The following abstract presents results of a study conducted by a contract laboratory for the National Toxicology Program. The findings have not been peer reviewed and were not evaluated in accordance with the levels of evidence criteria established by NTP in March 2009. The findings and conclusions for this study should not be construed to represent the views of the NTP or the U.S. Government.
Sodium arsenite (AS) is used in the manufacture of arsenical soap for use on skin, for treating vines against certain scale diseases and as an insecticide, especially for termites. The primary interest in these studies relates to the immunotoxicology studies of gallium arsenide (GaAs). GaAs was shown to have a selective action on the immune system and arsenic was implicated as the immunotoxic component. These studies were conducted in part to confirm that arsenic was immunotoxic. Several studies have been reported indicating the immunotoxic potential of arsenic. These have recently been reviewed by Burns et al.
Sodium arsenite was nominated to the NTP for toxicological evaluation and was selected for immunotoxicity studies by the chemical manager. The purpose of the range-finding study was to determine the doses of sodium arsenite to be used in an immuntoxicology protocol.

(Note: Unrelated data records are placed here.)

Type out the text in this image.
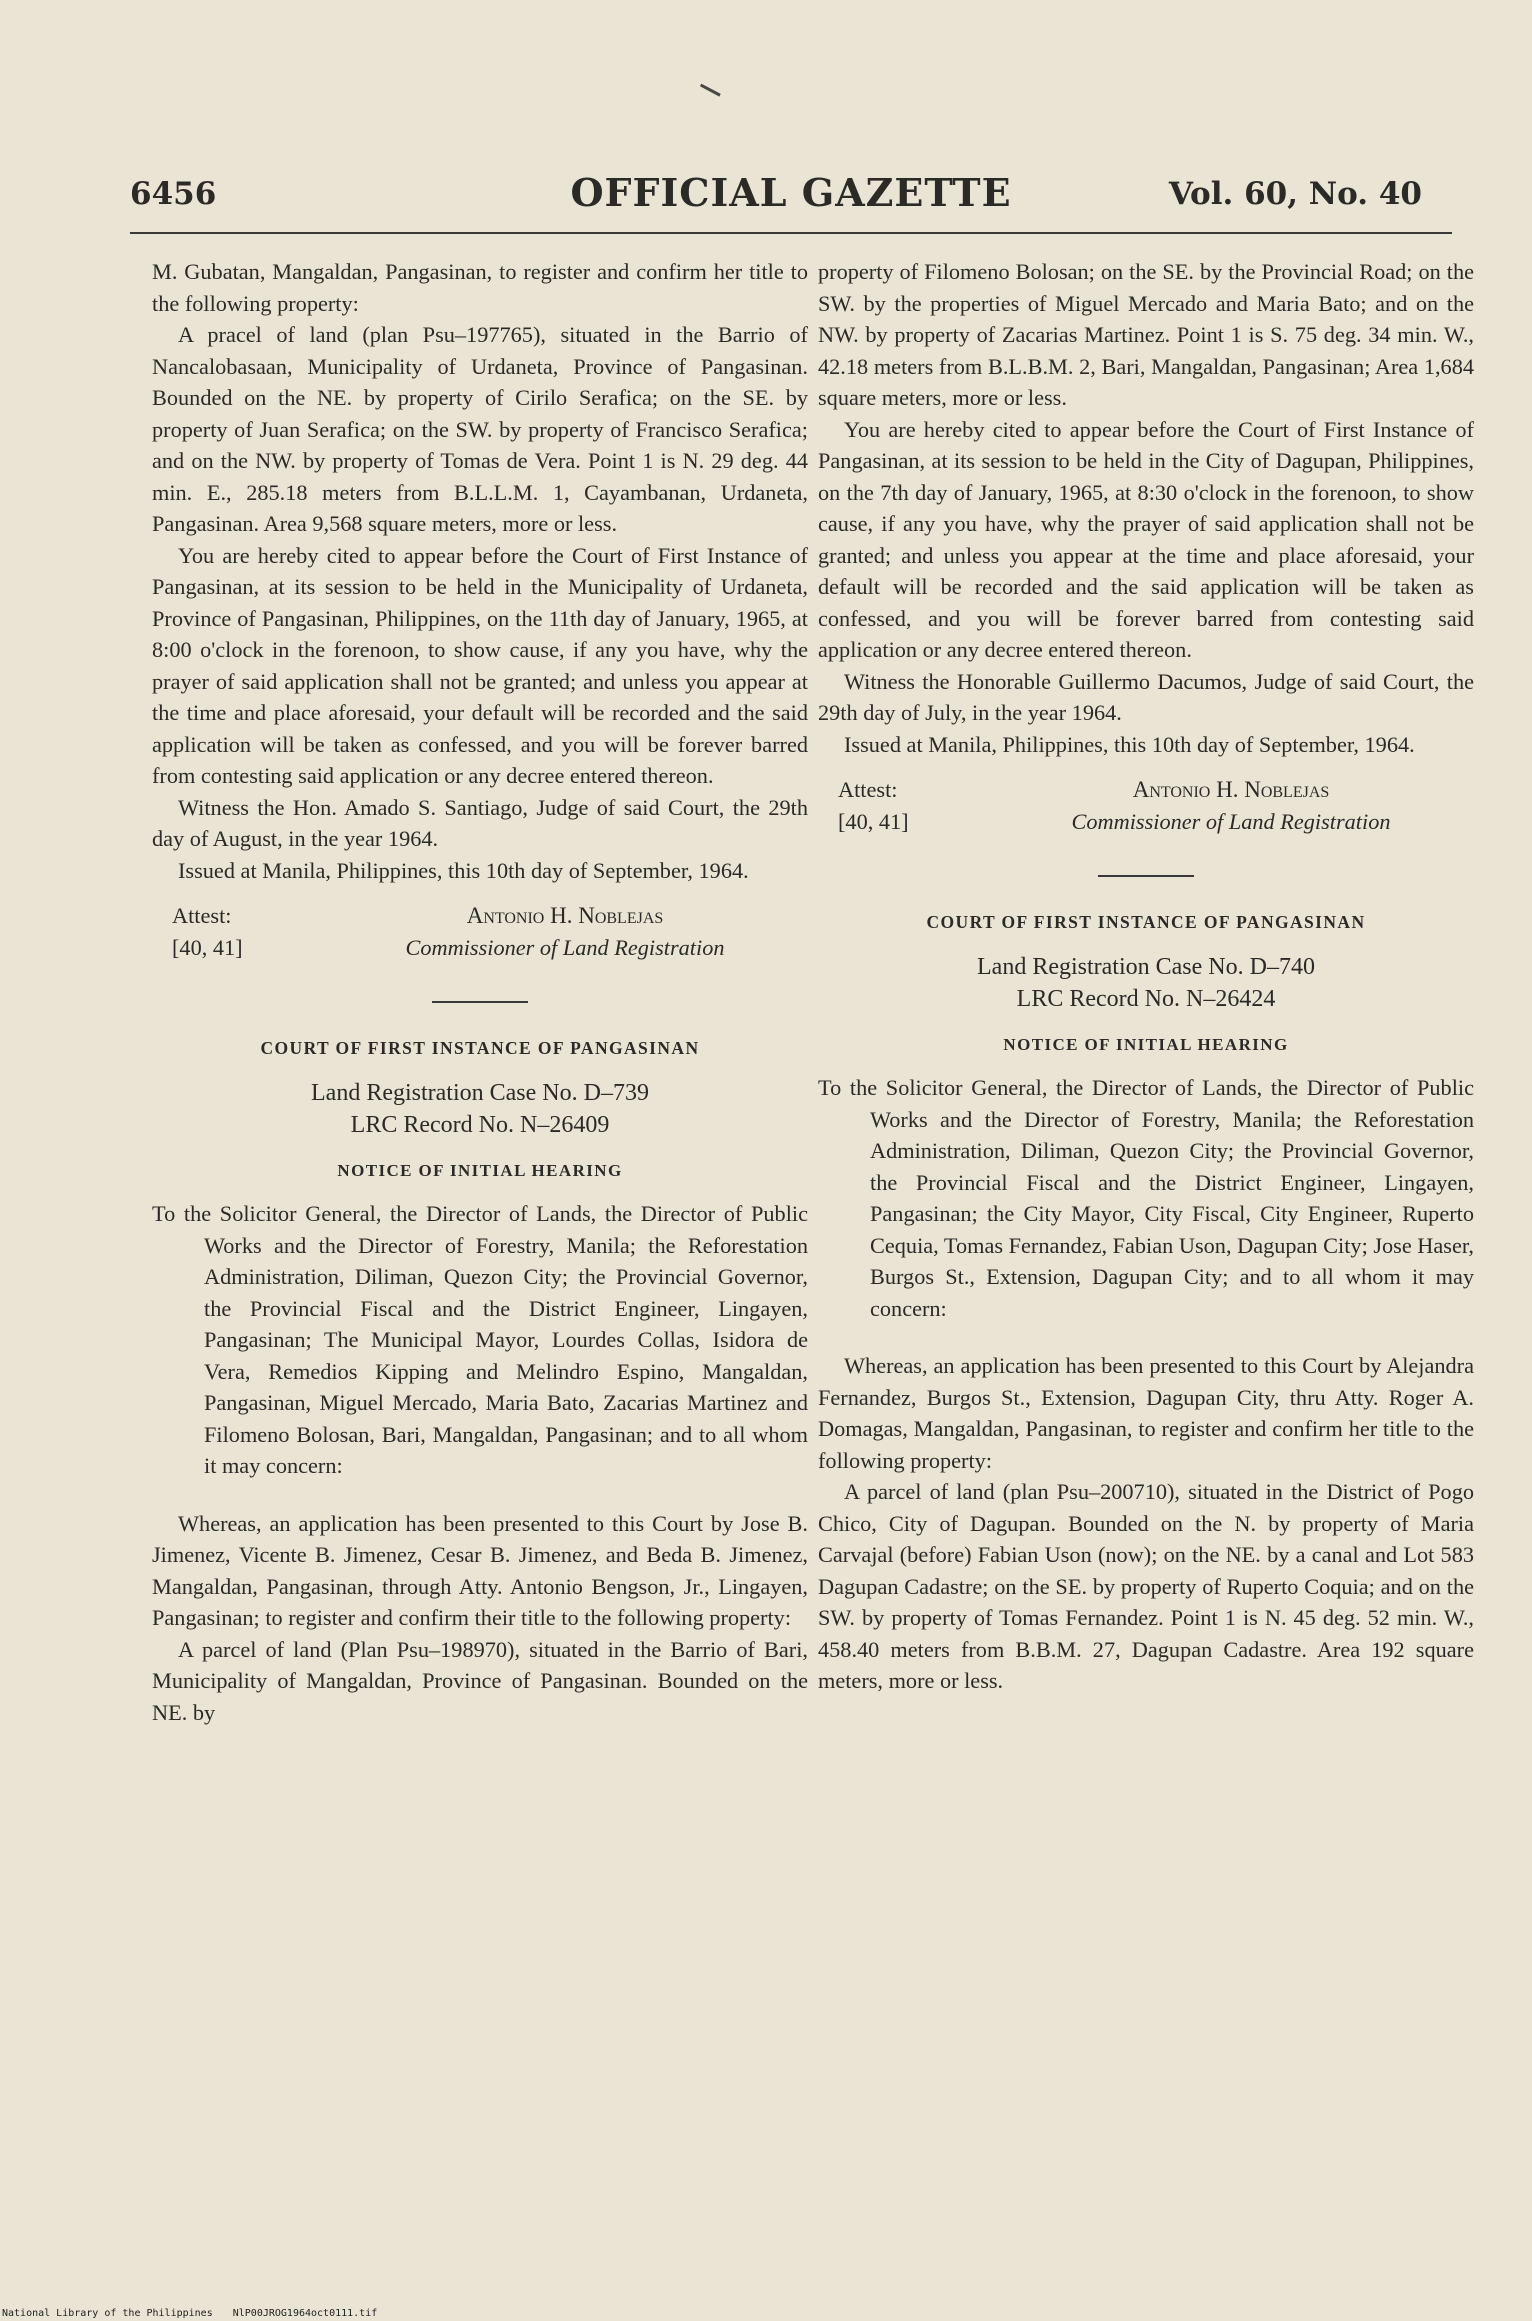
6456	OFFICIAL GAZETTE	Vol. 60, No. 40

M. Gubatan, Mangaldan, Pangasinan, to register and confirm her title to the following property:

A pracel of land (plan Psu–197765), situated in the Barrio of Nancalobasaan, Municipality of Urdaneta, Province of Pangasinan. Bounded on the NE. by property of Cirilo Serafica; on the SE. by property of Juan Serafica; on the SW. by property of Francisco Serafica; and on the NW. by property of Tomas de Vera. Point 1 is N. 29 deg. 44 min. E., 285.18 meters from B.L.L.M. 1, Cayambanan, Urdaneta, Pangasinan. Area 9,568 square meters, more or less.

You are hereby cited to appear before the Court of First Instance of Pangasinan, at its session to be held in the Municipality of Urdaneta, Province of Pangasinan, Philippines, on the 11th day of January, 1965, at 8:00 o'clock in the forenoon, to show cause, if any you have, why the prayer of said application shall not be granted; and unless you appear at the time and place aforesaid, your default will be recorded and the said application will be taken as confessed, and you will be forever barred from contesting said application or any decree entered thereon.

Witness the Hon. Amado S. Santiago, Judge of said Court, the 29th day of August, in the year 1964.

Issued at Manila, Philippines, this 10th day of September, 1964.

Attest:
[40, 41]
Antonio H. Noblejas
Commissioner of Land Registration
COURT OF FIRST INSTANCE OF PANGASINAN
Land Registration Case No. D–739
LRC Record No. N–26409
NOTICE OF INITIAL HEARING

To the Solicitor General, the Director of Lands, the Director of Public Works and the Director of Forestry, Manila; the Reforestation Administration, Diliman, Quezon City; the Provincial Governor, the Provincial Fiscal and the District Engineer, Lingayen, Pangasinan; The Municipal Mayor, Lourdes Collas, Isidora de Vera, Remedios Kipping and Melindro Espino, Mangaldan, Pangasinan, Miguel Mercado, Maria Bato, Zacarias Martinez and Filomeno Bolosan, Bari, Mangaldan, Pangasinan; and to all whom it may concern:

Whereas, an application has been presented to this Court by Jose B. Jimenez, Vicente B. Jimenez, Cesar B. Jimenez, and Beda B. Jimenez, Mangaldan, Pangasinan, through Atty. Antonio Bengson, Jr., Lingayen, Pangasinan; to register and confirm their title to the following property:

A parcel of land (Plan Psu–198970), situated in the Barrio of Bari, Municipality of Mangaldan, Province of Pangasinan. Bounded on the NE. by

property of Filomeno Bolosan; on the SE. by the Provincial Road; on the SW. by the properties of Miguel Mercado and Maria Bato; and on the NW. by property of Zacarias Martinez. Point 1 is S. 75 deg. 34 min. W., 42.18 meters from B.L.B.M. 2, Bari, Mangaldan, Pangasinan; Area 1,684 square meters, more or less.

You are hereby cited to appear before the Court of First Instance of Pangasinan, at its session to be held in the City of Dagupan, Philippines, on the 7th day of January, 1965, at 8:30 o'clock in the forenoon, to show cause, if any you have, why the prayer of said application shall not be granted; and unless you appear at the time and place aforesaid, your default will be recorded and the said application will be taken as confessed, and you will be forever barred from contesting said application or any decree entered thereon.

Witness the Honorable Guillermo Dacumos, Judge of said Court, the 29th day of July, in the year 1964.

Issued at Manila, Philippines, this 10th day of September, 1964.

Attest:
[40, 41]
Antonio H. Noblejas
Commissioner of Land Registration
COURT OF FIRST INSTANCE OF PANGASINAN
Land Registration Case No. D–740
LRC Record No. N–26424
NOTICE OF INITIAL HEARING

To the Solicitor General, the Director of Lands, the Director of Public Works and the Director of Forestry, Manila; the Reforestation Administration, Diliman, Quezon City; the Provincial Governor, the Provincial Fiscal and the District Engineer, Lingayen, Pangasinan; the City Mayor, City Fiscal, City Engineer, Ruperto Cequia, Tomas Fernandez, Fabian Uson, Dagupan City; Jose Haser, Burgos St., Extension, Dagupan City; and to all whom it may concern:

Whereas, an application has been presented to this Court by Alejandra Fernandez, Burgos St., Extension, Dagupan City, thru Atty. Roger A. Domagas, Mangaldan, Pangasinan, to register and confirm her title to the following property:

A parcel of land (plan Psu–200710), situated in the District of Pogo Chico, City of Dagupan. Bounded on the N. by property of Maria Carvajal (before) Fabian Uson (now); on the NE. by a canal and Lot 583 Dagupan Cadastre; on the SE. by property of Ruperto Coquia; and on the SW. by property of Tomas Fernandez. Point 1 is N. 45 deg. 52 min. W., 458.40 meters from B.B.M. 27, Dagupan Cadastre. Area 192 square meters, more or less.

National Library of the Philippines NlP00JROG1964oct0111.tif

The range-finding studies were conducted in female B6C3F1 mice. The animals were administered sodium arsenite as a pellet implanted subcutaneously. The sodium-meta arsenite was purchased from Sigma Chemical Company and pelletized by Innovative Research of America. The pellets were prepared using 1, 3 and 6 mg/pellet as recommended by the producer to obtain the desired blood levels of 100, 300 and 600 ng/ml. These doses proved highly toxic and the pellets were then prepared at 0.01, 0.03 and 0.06 mg/pellet. Two studies were carried out in completing the range-finding protocol. The pellets were implanted on day 1 and the assay evaluations were performed on day 15. Dose levels of 0.01, 0.03 and 0.06 mg/pellet were used; however, the high dose of 0.06 mg/pellet resulted in the death of the mice.
Executive Summary Table 1 (ES-1) shows a summary of the standard toxicology studies for sodium arsenite. The results of the sodium arsenite range-finding studies demonstrate that, in the female B6C3F1 mouse, exposure to sodium arsenite, administered by a subcutaneous implanted pellet for a 14-day exposure at doses of 0.06 or greater, produced overt toxicity and death of the animals. Exposure to lower doses of sodium arsenite (0.01 and 0.03 mg/pellet) did not result in significant changes in body weight, change in body weight gain, erythrocyte number, hemoglobin, hematocrit, mean corpuscular hemoglobin concentration, reticulocytes or leukocyte number. A slight, but significant decrease was seen in the mean corpuscular volume and mean corpuscular hemoglobin. Exposure to lower doses of sodium arsenite (0.01 and 0.03 mg/pellet) did not result in significant changes in liver, spleen, thymus or kidney weight when the data were expressed as absolute weight (mg) or as percent body weight. A significant decrease was seen in the lung absolute weight (22.6%) but not in the percent body weight.
Executive Summary Table 2 (ES-2) shows a summary of the immunology studies for sodium arsenite. Exposure to lower doses of sodium arsenite (0.01 and 0.03 mg/pellet) did not produce significant changes in the antibody-forming cell response to the T-dependent antigen, sheep erythrocytes, expressed as IgM AFC/10, while the IgM AFC/spleen did show a significant increase at 0.03 mg/pellet (49.2%). In the surface marker absolute values, no effects were observed in the number of B cells, T cells or CD8+ cells, but a significant decrease in the CD4+ cells (12.3%) was seen. Exposure to lower doses of sodium arsenite (0.01 and 0.03 mg/pellet) did not result in significant changes in the mixed leukocyte response (MLR) or natural killer (NK) cell activity. Based on the overall negative toxicological and immunological results of this range-finding study, the test article, sodium arsenite, will not be pursued as an expanded protocol.